Sunday, October 23, 2005

Using puzzle as Asynchronous Collaborative Learning Activity

Here is a puzzle for you:
DEIOOPRTV AAEFS EEFIMNNNOORRTV EELOOPPT ADEEEIMNNPRTX EOSTTTU

What is this, you may ask. Well it is Twisted-Pair Puzzles suggested in this month's PLAY FOR PERFORMANCE by Thiagi. The good thing is that it is generated by software. How to solve that, read Thiagi's example.

The idea behind the puzzle is to keep the player to really think hard. Once the player solved the puzzle, the message in the puzzle will be inprinted in the player's mind. So this method can be used in many different subject or discipline.

Better still, I believe it can be used as an ACOLLA (Asynchronous Collaborative Learning Activity). Why the teacher/lecturer/instructor has to create the puzzle in the first place? Why can't we just name the topic and get the players to generate the puzzle, mix them and redistribute for other to solve? Creating the puzzle, ie finding the message, is another good learning opportunity.

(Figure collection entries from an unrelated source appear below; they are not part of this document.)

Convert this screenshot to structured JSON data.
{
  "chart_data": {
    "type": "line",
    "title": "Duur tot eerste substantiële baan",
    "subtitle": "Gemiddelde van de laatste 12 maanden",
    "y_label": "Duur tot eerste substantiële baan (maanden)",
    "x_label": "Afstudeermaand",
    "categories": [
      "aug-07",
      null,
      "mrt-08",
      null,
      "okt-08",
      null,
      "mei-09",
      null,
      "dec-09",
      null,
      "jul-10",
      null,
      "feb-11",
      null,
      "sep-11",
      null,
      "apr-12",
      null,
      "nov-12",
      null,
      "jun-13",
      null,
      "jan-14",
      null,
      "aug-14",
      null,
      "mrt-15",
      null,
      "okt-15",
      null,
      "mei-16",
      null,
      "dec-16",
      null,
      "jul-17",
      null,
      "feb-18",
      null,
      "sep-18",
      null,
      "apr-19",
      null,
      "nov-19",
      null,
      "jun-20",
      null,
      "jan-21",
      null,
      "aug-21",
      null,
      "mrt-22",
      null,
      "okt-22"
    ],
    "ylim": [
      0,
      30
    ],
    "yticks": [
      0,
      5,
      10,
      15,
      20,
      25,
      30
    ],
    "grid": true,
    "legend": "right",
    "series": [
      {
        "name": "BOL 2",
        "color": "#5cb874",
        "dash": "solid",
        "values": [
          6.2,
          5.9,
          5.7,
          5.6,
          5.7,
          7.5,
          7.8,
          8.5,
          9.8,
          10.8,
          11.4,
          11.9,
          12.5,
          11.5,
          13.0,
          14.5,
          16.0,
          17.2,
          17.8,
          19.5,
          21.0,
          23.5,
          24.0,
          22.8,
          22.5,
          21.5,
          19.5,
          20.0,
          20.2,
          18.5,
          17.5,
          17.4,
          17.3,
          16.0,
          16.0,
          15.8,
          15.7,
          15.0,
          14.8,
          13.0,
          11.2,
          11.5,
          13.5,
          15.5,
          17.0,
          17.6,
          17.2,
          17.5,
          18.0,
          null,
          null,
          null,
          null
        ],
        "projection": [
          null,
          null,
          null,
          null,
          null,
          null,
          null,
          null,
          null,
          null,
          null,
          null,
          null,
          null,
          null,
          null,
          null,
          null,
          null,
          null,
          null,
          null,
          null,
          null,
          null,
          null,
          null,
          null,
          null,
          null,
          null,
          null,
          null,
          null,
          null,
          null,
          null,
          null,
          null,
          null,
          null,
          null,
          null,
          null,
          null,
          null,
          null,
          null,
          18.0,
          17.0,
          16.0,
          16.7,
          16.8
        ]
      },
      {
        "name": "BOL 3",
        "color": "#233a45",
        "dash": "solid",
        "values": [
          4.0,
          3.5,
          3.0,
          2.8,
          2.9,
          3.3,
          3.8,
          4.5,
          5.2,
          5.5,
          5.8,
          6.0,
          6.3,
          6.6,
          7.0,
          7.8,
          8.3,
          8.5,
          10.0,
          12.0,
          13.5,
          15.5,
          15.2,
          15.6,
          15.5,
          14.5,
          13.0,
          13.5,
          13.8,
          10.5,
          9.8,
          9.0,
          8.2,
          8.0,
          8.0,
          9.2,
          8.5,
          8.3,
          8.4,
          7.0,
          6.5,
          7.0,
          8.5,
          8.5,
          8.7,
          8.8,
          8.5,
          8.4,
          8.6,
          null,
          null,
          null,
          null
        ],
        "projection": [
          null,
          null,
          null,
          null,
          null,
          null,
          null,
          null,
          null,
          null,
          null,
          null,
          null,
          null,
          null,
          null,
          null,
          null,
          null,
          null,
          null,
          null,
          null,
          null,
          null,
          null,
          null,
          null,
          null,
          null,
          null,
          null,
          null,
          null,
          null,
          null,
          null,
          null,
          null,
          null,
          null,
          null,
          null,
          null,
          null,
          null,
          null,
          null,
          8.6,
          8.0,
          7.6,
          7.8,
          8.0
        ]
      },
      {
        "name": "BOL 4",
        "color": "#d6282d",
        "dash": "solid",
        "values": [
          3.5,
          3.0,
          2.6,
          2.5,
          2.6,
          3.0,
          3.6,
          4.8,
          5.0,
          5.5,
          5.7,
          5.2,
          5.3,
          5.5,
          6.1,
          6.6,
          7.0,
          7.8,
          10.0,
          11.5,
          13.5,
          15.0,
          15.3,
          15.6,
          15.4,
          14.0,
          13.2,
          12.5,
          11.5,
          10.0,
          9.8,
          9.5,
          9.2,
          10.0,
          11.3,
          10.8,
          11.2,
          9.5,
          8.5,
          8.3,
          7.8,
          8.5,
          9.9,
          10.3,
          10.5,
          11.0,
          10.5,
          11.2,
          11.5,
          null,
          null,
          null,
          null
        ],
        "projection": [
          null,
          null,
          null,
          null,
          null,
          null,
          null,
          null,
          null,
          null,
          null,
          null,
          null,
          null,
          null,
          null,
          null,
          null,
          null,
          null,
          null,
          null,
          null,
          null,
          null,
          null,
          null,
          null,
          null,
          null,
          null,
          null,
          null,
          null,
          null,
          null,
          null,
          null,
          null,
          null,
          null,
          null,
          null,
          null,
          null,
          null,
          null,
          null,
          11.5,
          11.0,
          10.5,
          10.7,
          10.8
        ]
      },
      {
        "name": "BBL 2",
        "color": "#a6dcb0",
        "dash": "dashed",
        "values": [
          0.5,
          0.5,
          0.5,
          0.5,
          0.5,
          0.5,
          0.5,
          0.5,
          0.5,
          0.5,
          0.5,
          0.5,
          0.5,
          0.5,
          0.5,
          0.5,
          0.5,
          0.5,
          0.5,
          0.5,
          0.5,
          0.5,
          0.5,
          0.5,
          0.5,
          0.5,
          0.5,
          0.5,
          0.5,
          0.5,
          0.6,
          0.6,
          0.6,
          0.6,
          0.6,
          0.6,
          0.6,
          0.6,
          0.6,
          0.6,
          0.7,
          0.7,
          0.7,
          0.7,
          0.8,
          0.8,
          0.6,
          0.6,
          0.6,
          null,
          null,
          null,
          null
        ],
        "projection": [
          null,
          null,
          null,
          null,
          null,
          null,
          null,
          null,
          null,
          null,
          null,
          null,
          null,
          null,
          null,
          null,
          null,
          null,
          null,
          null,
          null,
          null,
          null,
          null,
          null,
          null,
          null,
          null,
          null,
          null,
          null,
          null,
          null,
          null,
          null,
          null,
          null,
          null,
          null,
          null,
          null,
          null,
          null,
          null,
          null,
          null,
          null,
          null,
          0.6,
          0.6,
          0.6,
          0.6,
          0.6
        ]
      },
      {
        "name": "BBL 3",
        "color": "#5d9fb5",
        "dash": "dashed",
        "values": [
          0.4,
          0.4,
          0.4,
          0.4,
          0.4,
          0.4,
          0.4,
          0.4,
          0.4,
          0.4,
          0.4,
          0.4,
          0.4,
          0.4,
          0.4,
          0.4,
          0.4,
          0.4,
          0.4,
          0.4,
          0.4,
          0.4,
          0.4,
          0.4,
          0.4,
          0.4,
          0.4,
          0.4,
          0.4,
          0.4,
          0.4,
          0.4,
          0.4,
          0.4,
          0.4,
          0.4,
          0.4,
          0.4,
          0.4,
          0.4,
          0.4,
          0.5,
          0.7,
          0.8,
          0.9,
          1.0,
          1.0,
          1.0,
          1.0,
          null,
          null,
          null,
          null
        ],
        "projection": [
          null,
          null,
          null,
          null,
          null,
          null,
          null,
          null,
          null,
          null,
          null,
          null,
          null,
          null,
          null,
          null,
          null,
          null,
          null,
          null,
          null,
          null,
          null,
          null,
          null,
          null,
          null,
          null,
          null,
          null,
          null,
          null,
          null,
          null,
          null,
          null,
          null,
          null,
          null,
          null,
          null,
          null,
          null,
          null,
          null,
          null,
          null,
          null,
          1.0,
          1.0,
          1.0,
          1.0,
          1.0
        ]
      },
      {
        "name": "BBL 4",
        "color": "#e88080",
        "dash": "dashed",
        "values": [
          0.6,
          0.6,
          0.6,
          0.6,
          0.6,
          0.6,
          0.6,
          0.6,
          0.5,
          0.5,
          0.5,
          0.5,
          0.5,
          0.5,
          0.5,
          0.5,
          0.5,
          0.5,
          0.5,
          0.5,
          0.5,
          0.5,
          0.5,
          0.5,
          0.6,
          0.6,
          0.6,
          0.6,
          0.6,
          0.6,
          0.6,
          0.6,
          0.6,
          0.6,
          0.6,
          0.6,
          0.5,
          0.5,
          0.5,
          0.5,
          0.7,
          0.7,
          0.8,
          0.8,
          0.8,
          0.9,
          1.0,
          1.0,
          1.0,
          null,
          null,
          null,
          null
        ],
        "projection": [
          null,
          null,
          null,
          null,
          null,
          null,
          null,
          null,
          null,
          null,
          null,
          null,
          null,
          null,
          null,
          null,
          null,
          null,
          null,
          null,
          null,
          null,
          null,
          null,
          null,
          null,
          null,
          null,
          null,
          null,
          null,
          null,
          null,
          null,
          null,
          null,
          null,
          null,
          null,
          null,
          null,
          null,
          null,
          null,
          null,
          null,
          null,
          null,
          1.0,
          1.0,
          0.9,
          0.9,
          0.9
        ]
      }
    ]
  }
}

Now, back to the puzzle at the beginning of this post. It is still bothering you, right? Here is a hint: This is the key message I wanted to say in my post, in Random Walk in eLearning. OK, you want to cheat. Here is the answer:
to provide a safe environment for people to experiment and test out

Tags:

Wednesday, October 12, 2005

Real time collaborative notes taking

After writely and writeboard, I found another interesting collaborative writing tool called jotlive. From the website:
JotSpot Live allows you, your colleagues or clients to take notes together on the same web page at the same time. Imagine everyone simultaneously typing and editing the same Microsoft Word document and you'll get the idea.


More importantly, jotlive manipulates your document on a line by line basis. Almost immediately after you save, the change is reflected to the other group members' screen. (Since it is a line-based tool, it would be nice to automatically do the save function.) The line can be dragged up and down. By double clicking a line, you can edit as well.

Very simple and effective interface.

Again, you can use jotlive for free, limited to 5 pages per month.

If you have Internet connection in your lecture room, your students can take notes collaboratively. :-)

Friday, October 07, 2005

Collaborative writing tool - writely, writeboard, wiki

I seldom write solo. Except these blogs, all my work have been collaborative efforts.

I am also Linus-style write: release-often and changes often.

If I initiated a paper, typically, I wrote a paragraph or two and sent to my collaborators who made edits and added ideas and more paragraphs. We did that as many times as we felt appropriate (or when the deadline came). Then we submitted the paper.

The tool we used was Word and Email. For Word, we turned the tracking on. After a few turns, the first author would clean up - removing the tracking and start again. Each draft was sent to the collaborator(s) by email. We usually responded promptly.

There are alternatives. Wiki is well known.

There are two which I found out recently: writeboard.com and writely.com. 37signals has a good comparison of them.

With both writeboard and writely free (at least for the time being), teachers can get their student so write collaboratively. Hey, remember to give them more time because collaboration takes more time, but definitely will improve the quality of the work. This is also an experience students will need as they enter the work place in the future.